My little baby was born one year ago today. It is 12:30 & my water broke around 1 AM. She was born around 4PM after long hours of back labor. What else in life can we go through that is so uncomfortable but we willingly do it again? The gift I was given that day is unbelievable. There is no way to measure the love I have for the precious girl I laugh and smile with daily. My husband and I have walked around like zombies over the past year, freaked out over ridiculous things, claimed multiple times that there is no way we could handle another baby, but we wouldn’t trade the past year for anything, not even sleep. We have spent the past year and more having conversation after conversation about medicines, birth, vaccines, midwives, doulas, Strep B, mainstream people, blood, pediatricians, needles, Hypnobabies, my inability to relax, hippies, SIDS, my husband’s inability to function like a normal person when hungry or tired, what would happen to Isla if we both passed away, baby clothes, diapers, doggy bootcamp, diaper cream, and probably about a million other things. We spent a million hours going through research online and reading books about pregnancy, birth, and babies. We made decisions for our family and armed ourselves for the questions from those who love us and those who only believe in the masses.
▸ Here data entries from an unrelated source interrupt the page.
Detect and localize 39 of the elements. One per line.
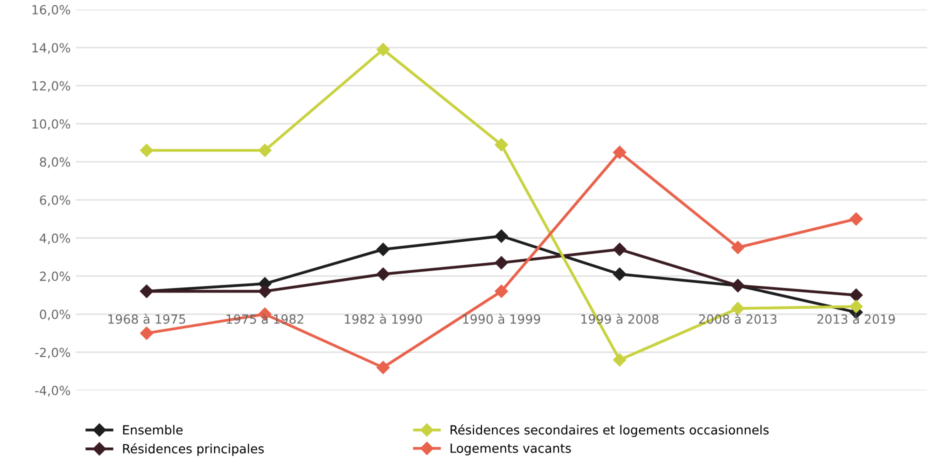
point [376,242,390,256]
point [258,144,272,158]
y-tick-label: 0,0% [40,310,70,320]
legend-label: Logements vacants [450,444,571,456]
x-tick-label: 1990 à 1999 [463,314,540,324]
y-tick-label: 12,0% [32,81,70,92]
y-tick-label: 6,0% [40,195,70,206]
point [376,268,390,281]
point [376,360,390,374]
point [731,302,744,316]
point [494,138,508,152]
point [850,288,863,302]
x-tick-label: 1982 à 1990 [344,314,422,324]
point [850,212,863,226]
y-tick-label: 10,0% [32,119,70,130]
point [140,326,154,340]
y-tick-label: 4,0% [40,233,70,244]
point [613,268,626,281]
point [494,230,508,243]
point [376,42,390,56]
y-tick-label: 2,0% [40,272,70,282]
y-tick-label: -4,0% [35,386,70,397]
point [613,146,626,159]
point [613,242,626,256]
point [613,353,626,366]
point [731,240,744,254]
point [850,300,863,314]
x-tick-label: 1968 à 1975 [108,314,186,324]
y-tick-label: -2,0% [35,348,70,358]
legend-label: Ensemble [123,424,183,435]
y-tick-label: 14,0% [32,43,70,54]
y-tick-label: 16,0% [32,4,70,16]
legend-label: Résidences secondaires et logements occasionnels [450,424,769,438]
point [494,256,508,270]
y-tick-label: 8,0% [40,157,70,168]
point [140,144,154,158]
legend-label: Résidences principales [123,443,264,456]
point [494,284,508,298]
point [258,284,272,298]
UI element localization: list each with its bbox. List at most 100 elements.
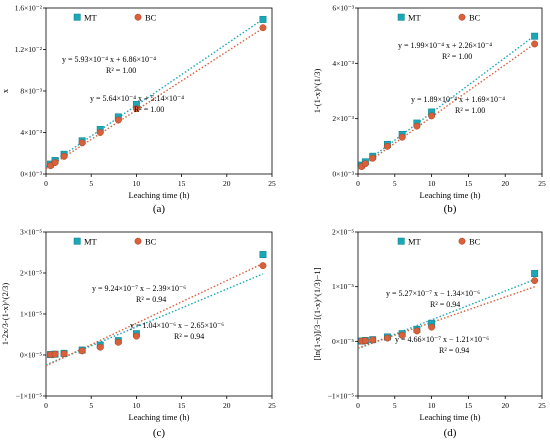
y-tick-label: −1×10⁻⁵ [16, 392, 43, 401]
x-tick-label: 10 [133, 179, 141, 188]
x-tick-label: 25 [538, 401, 546, 410]
legend-label-bc: BC [469, 13, 481, 23]
data-point-bc [78, 347, 86, 355]
plot-frame [45, 231, 273, 397]
fit-r2-mt: R² = 1.00 [106, 66, 136, 75]
data-point-bc [96, 129, 104, 136]
fit-equation-bc: y = 1.04×10⁻⁶ x − 2.65×10⁻⁶ [130, 321, 224, 330]
legend-marker-bc [458, 237, 466, 245]
data-point-bc [51, 350, 59, 358]
fit-equation-mt: y = 5.93×10⁻⁴ x + 6.86×10⁻⁴ [62, 55, 156, 64]
y-tick-label: 3×10⁻⁵ [20, 228, 42, 237]
fit-r2-bc: R² = 0.94 [439, 346, 469, 355]
legend-marker-bc [134, 237, 142, 245]
data-point-bc [369, 154, 377, 162]
x-tick-label: 15 [465, 179, 473, 188]
fit-r2-mt: R² = 0.94 [136, 295, 166, 304]
x-tick-label: 25 [268, 401, 276, 410]
x-tick-label: 25 [268, 179, 276, 188]
x-tick-label: 10 [428, 179, 436, 188]
y-tick-label: 1.2×10⁻² [15, 45, 43, 54]
data-point-bc [428, 112, 436, 120]
data-point-bc [398, 133, 406, 141]
data-point-bc [531, 277, 539, 285]
data-point-mt [259, 15, 267, 23]
data-point-bc [259, 24, 267, 32]
y-tick-label: 2×10⁻⁵ [20, 269, 42, 278]
y-tick-label: 0×10⁻⁵ [332, 337, 354, 346]
legend-marker-mt [397, 237, 405, 245]
data-point-bc [383, 142, 391, 150]
y-tick-label: 1×10⁻⁵ [20, 310, 42, 319]
data-point-bc [361, 337, 369, 345]
data-point-bc [428, 323, 436, 331]
data-point-bc [369, 336, 377, 344]
panel-label: (c) [153, 427, 166, 439]
legend-label-mt: MT [84, 13, 98, 23]
chart-panel-d: 0 5 10 15 20 25 −1×10⁻⁵ 0×10⁻⁵ 1×10⁻⁵ 2×10⁻⁵ Leach… [312, 228, 546, 440]
legend-marker-mt [73, 237, 81, 245]
x-axis-title: Leaching time (h) [420, 190, 481, 200]
x-tick-label: 20 [501, 179, 509, 188]
data-point-bc [398, 331, 406, 339]
data-point-mt [531, 32, 539, 40]
data-point-bc [96, 343, 104, 351]
fit-r2-bc: R² = 1.00 [134, 105, 164, 114]
y-tick-label: 2×10⁻⁵ [332, 228, 354, 237]
fit-equation-bc: y = 5.64×10⁻⁴ x + 5.14×10⁻⁴ [90, 94, 184, 103]
x-axis-title: Leaching time (h) [129, 190, 190, 200]
y-tick-label: 4×10⁻³ [20, 128, 42, 137]
x-tick-label: 20 [223, 179, 231, 188]
x-tick-label: 5 [89, 401, 93, 410]
data-point-bc [114, 338, 122, 346]
data-point-bc [60, 350, 68, 358]
fit-equation-bc: y = 4.66×10⁻⁷ x − 1.21×10⁻⁶ [395, 335, 489, 344]
panel-label: (d) [444, 427, 457, 439]
y-tick-label: 1×10⁻⁵ [332, 282, 354, 291]
y-axis-title: [ln(1-x)]/3−[(1-x)^(1/3)−1] [312, 267, 322, 360]
legend-label-mt: MT [408, 13, 422, 23]
y-tick-label: 0×10⁻³ [332, 170, 354, 179]
panel-label: (b) [444, 203, 457, 215]
data-point-bc [60, 152, 68, 160]
y-axis-title: 1-2x/3-(1-x)^(2/3) [0, 283, 10, 346]
y-tick-label: 6×10⁻³ [332, 4, 354, 13]
x-axis-title: Leaching time (h) [129, 412, 190, 422]
fit-r2-mt: R² = 0.94 [430, 300, 460, 309]
y-tick-label: 0×10⁻⁵ [20, 351, 42, 360]
legend-label-mt: MT [408, 237, 422, 247]
fit-r2-mt: R² = 1.00 [442, 52, 472, 61]
data-point-bc [51, 159, 59, 167]
fit-equation-mt: y = 1.99×10⁻⁴ x + 2.26×10⁻⁴ [398, 41, 492, 50]
plot-frame [357, 231, 543, 397]
y-tick-label: 8×10⁻³ [20, 87, 42, 96]
y-tick-label: 2×10⁻³ [332, 114, 354, 123]
chart-panel-a: 0 5 10 15 20 25 0×10⁻³ 4×10⁻³ 8×10⁻³ 1.2×10⁻² 1.6×… [0, 4, 276, 216]
x-tick-label: 5 [393, 179, 397, 188]
x-tick-label: 0 [44, 179, 48, 188]
data-point-mt [531, 270, 539, 277]
y-axis-title: 1-(1-x)^(1/3) [312, 69, 322, 114]
y-tick-label: 4×10⁻³ [332, 59, 354, 68]
fit-r2-bc: R² = 1.00 [455, 106, 485, 115]
data-point-bc [114, 116, 122, 124]
data-point-bc [413, 327, 421, 335]
legend-label-bc: BC [145, 13, 157, 23]
data-point-bc [531, 40, 539, 48]
x-tick-label: 15 [465, 401, 473, 410]
y-tick-label: −1×10⁻⁵ [328, 392, 355, 401]
fit-line-bc [357, 43, 536, 170]
data-point-bc [132, 105, 140, 113]
legend-marker-mt [73, 13, 81, 21]
panel-label: (a) [153, 203, 166, 215]
fit-r2-bc: R² = 0.94 [174, 332, 204, 341]
data-point-bc [78, 139, 86, 147]
plot-frame [45, 7, 273, 175]
y-tick-label: 0×10⁻³ [20, 170, 42, 179]
data-point-bc [259, 262, 267, 270]
x-tick-label: 0 [356, 179, 360, 188]
x-tick-label: 15 [178, 401, 186, 410]
x-tick-label: 10 [428, 401, 436, 410]
fit-equation-mt: y = 9.24×10⁻⁷ x − 2.39×10⁻⁶ [92, 284, 186, 293]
Isla went from crying all the time to laughing and running away from me when she’s doing something she shouldn’t. I turn my face and laugh realizing that I may suck a little with discipline. She has learned to wave and say hi and bye. She says thank you and hands you objects when you hold out your hand. The best trick, like we have trained her like an animal, is giving kisses. If you know me well, you can assume this is my favorite moment in life every time.
The next few years could bring anything, it is not in my control, but my goal is to raise the happiest little girl. She should learn how her life is wonderful and filled with so much love. Her curiosities will teach her about the world while our efforts ensure that she only learns a peaceful one. My husband and I just watched the video of Isla asleep the day she was born. We had no idea, simply could not comprehend at the time, how much light and love she would bring into our lives. Nothing has ever felt so genuine or pure.